In den 20ern waren die Modetänze auch eine Modewelle in der klassischen Musik. Ob die Ragtimes von Strawinsky aber ein Anzeichen einer wesentlichen oder fundamentalen Auseinandersetzung mit dem Jazz sein sollen, scheint mir unklar. -
Zitat
Original von Kurzstueckmeister
In den 20ern waren die Modetänze auch eine Modewelle in der klassischen Musik. Ob die Ragtimes von Strawinsky aber ein Anzeichen einer wesentlichen oder fundamentalen Auseinandersetzung mit dem Jazz sein sollen, scheint mir unklar.An so etwas dachte ich natürlich. Ebenso Ravels Violinsonate oder noch mehr Weill und Schulhoff. Für mich klingt allerdings selbst ein Stück wie das "Ebony Concerto", das für einen Jazzklarinettisten geschrieben wurde, viel mehr nach Strawinsky als nach wirklichem Jazz, jedenfalls scheint mir keine längerfristige wesentliche Beeinflussung stattgefunden zu haben.

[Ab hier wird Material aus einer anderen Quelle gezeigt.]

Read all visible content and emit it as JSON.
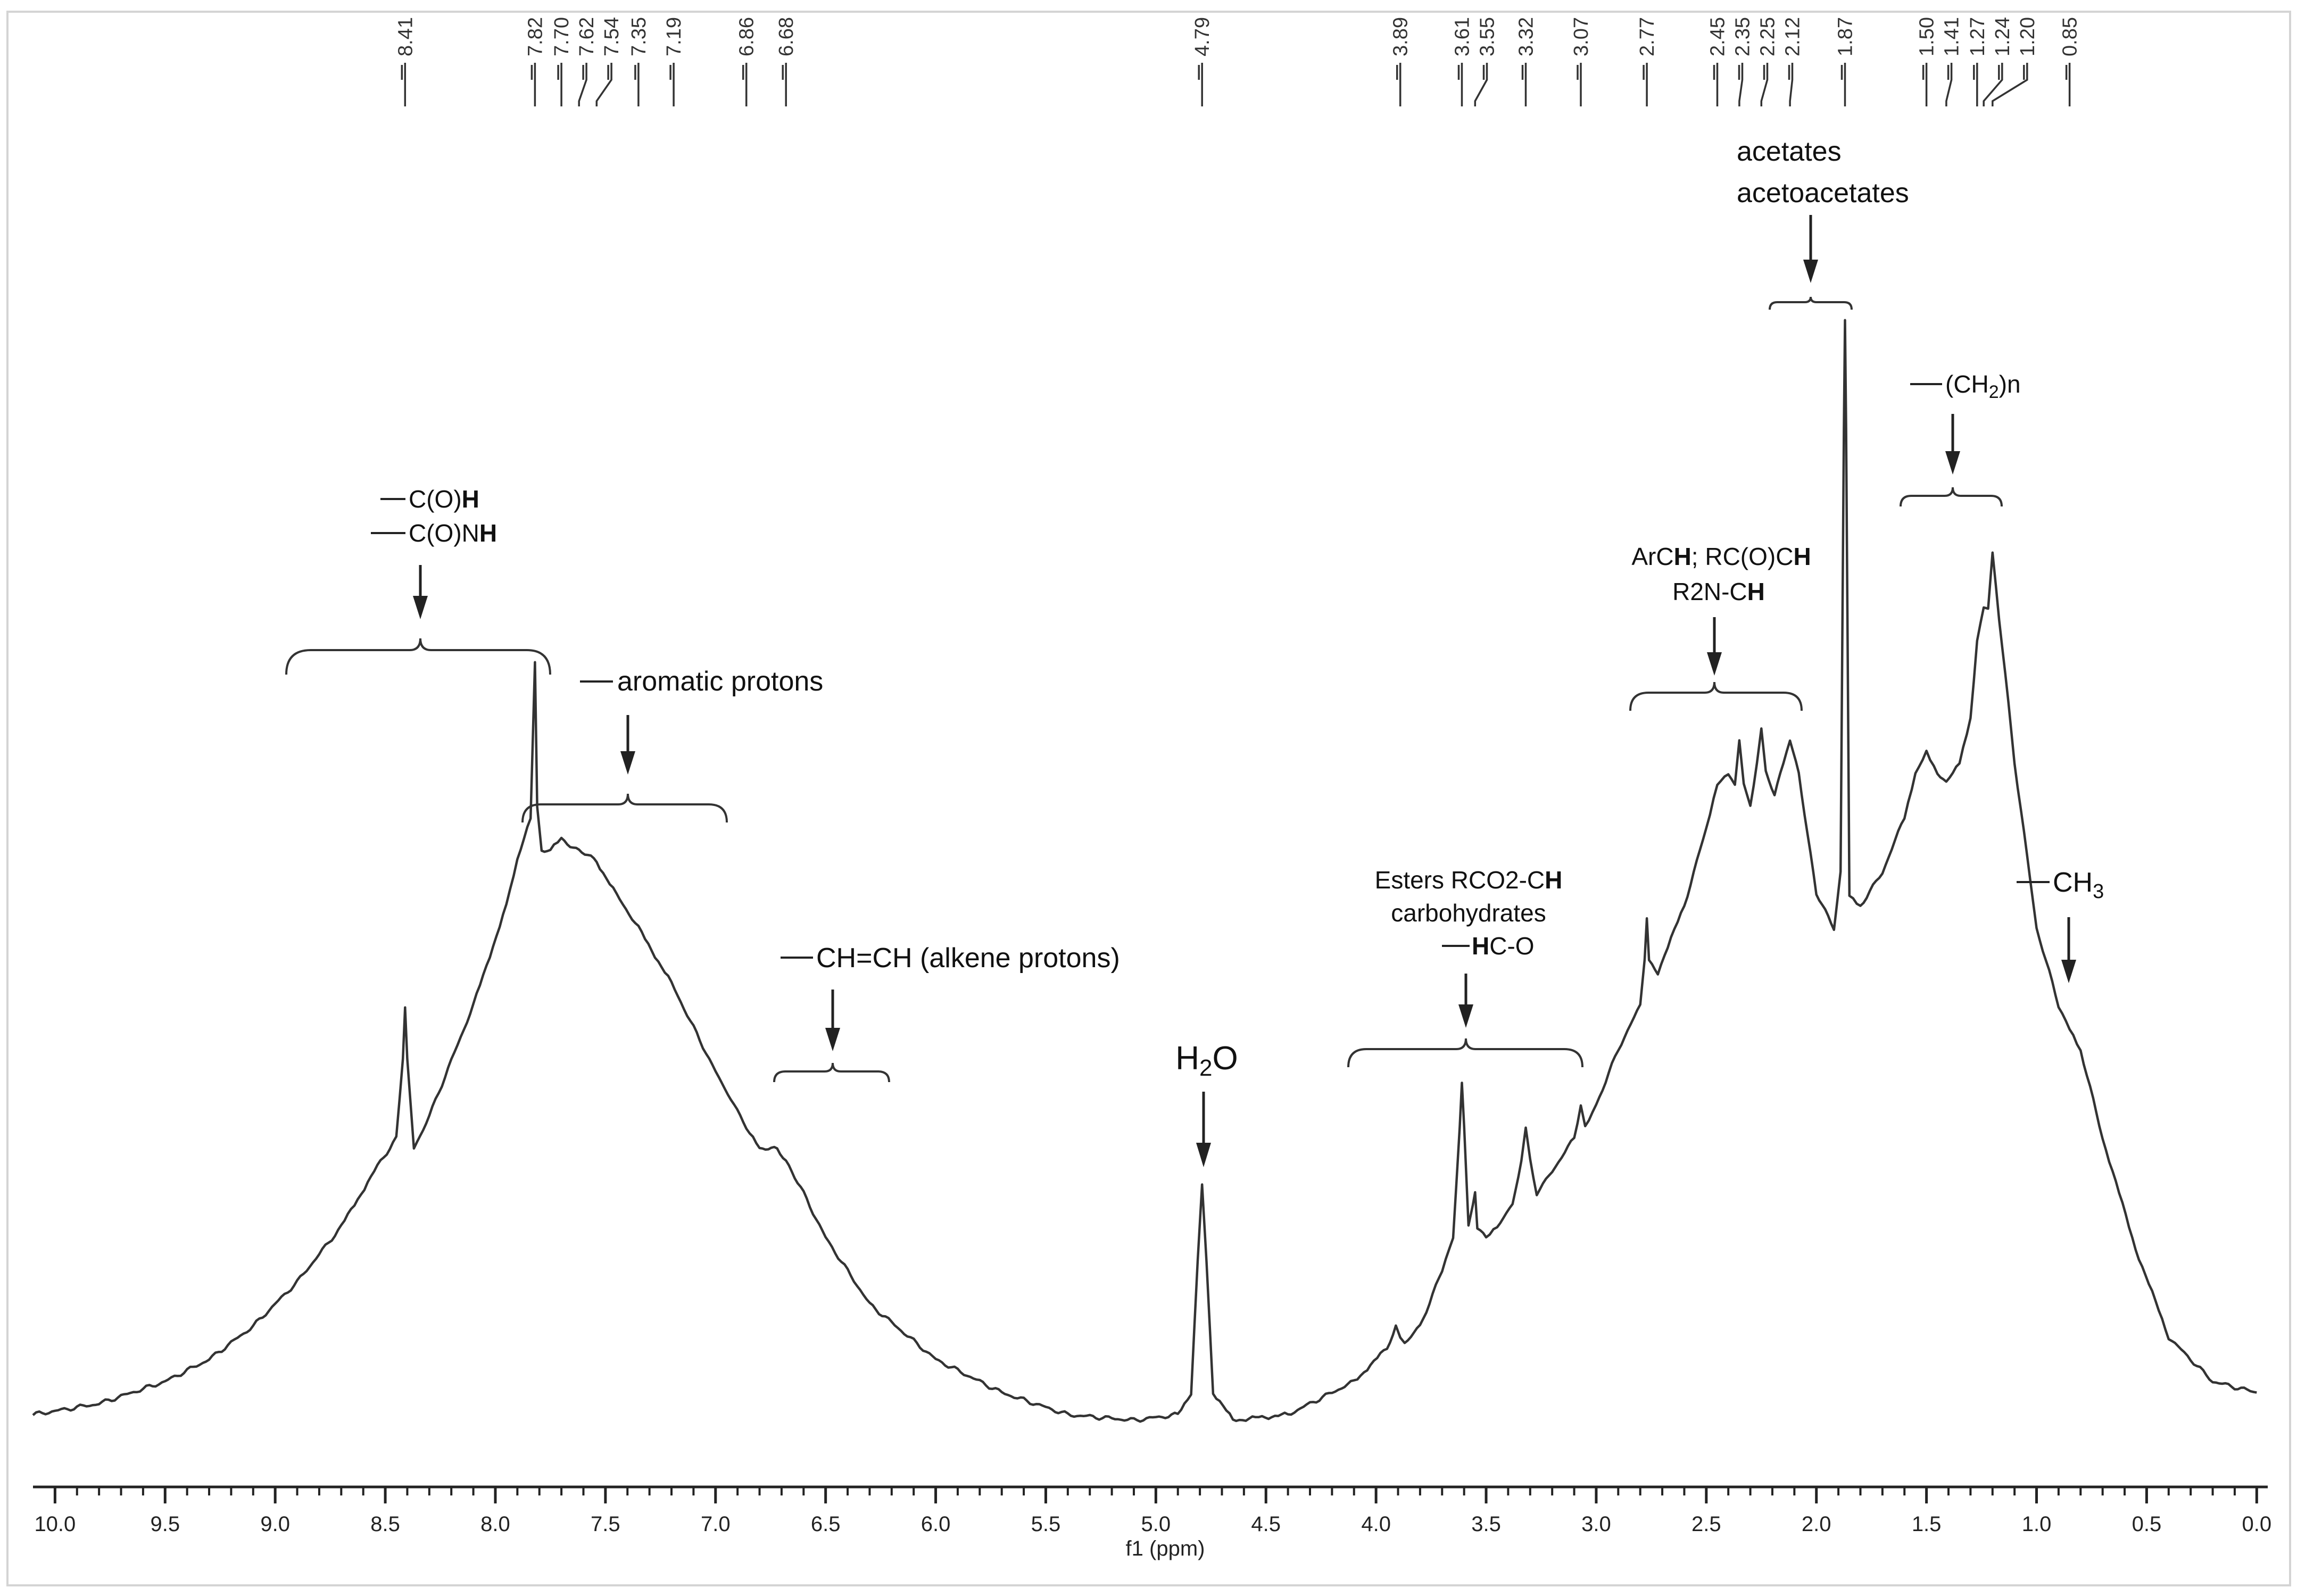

Etwas später begann dann wohl auch der "durchkomponierte" arrangierte Jazz oder Arrangements von klassischen Werken. Ziemlich bekannt geworden sind ja die Sachen von Evans/Davis um 1960 (Porgy&Bess, Concierto de Aranjuez). Das ist schon sehr hübsch, aber mir scheint doch von der Energie und der Improvisationsfreudigkeit des üblichen Jazz hier einiges verloren zu gehen.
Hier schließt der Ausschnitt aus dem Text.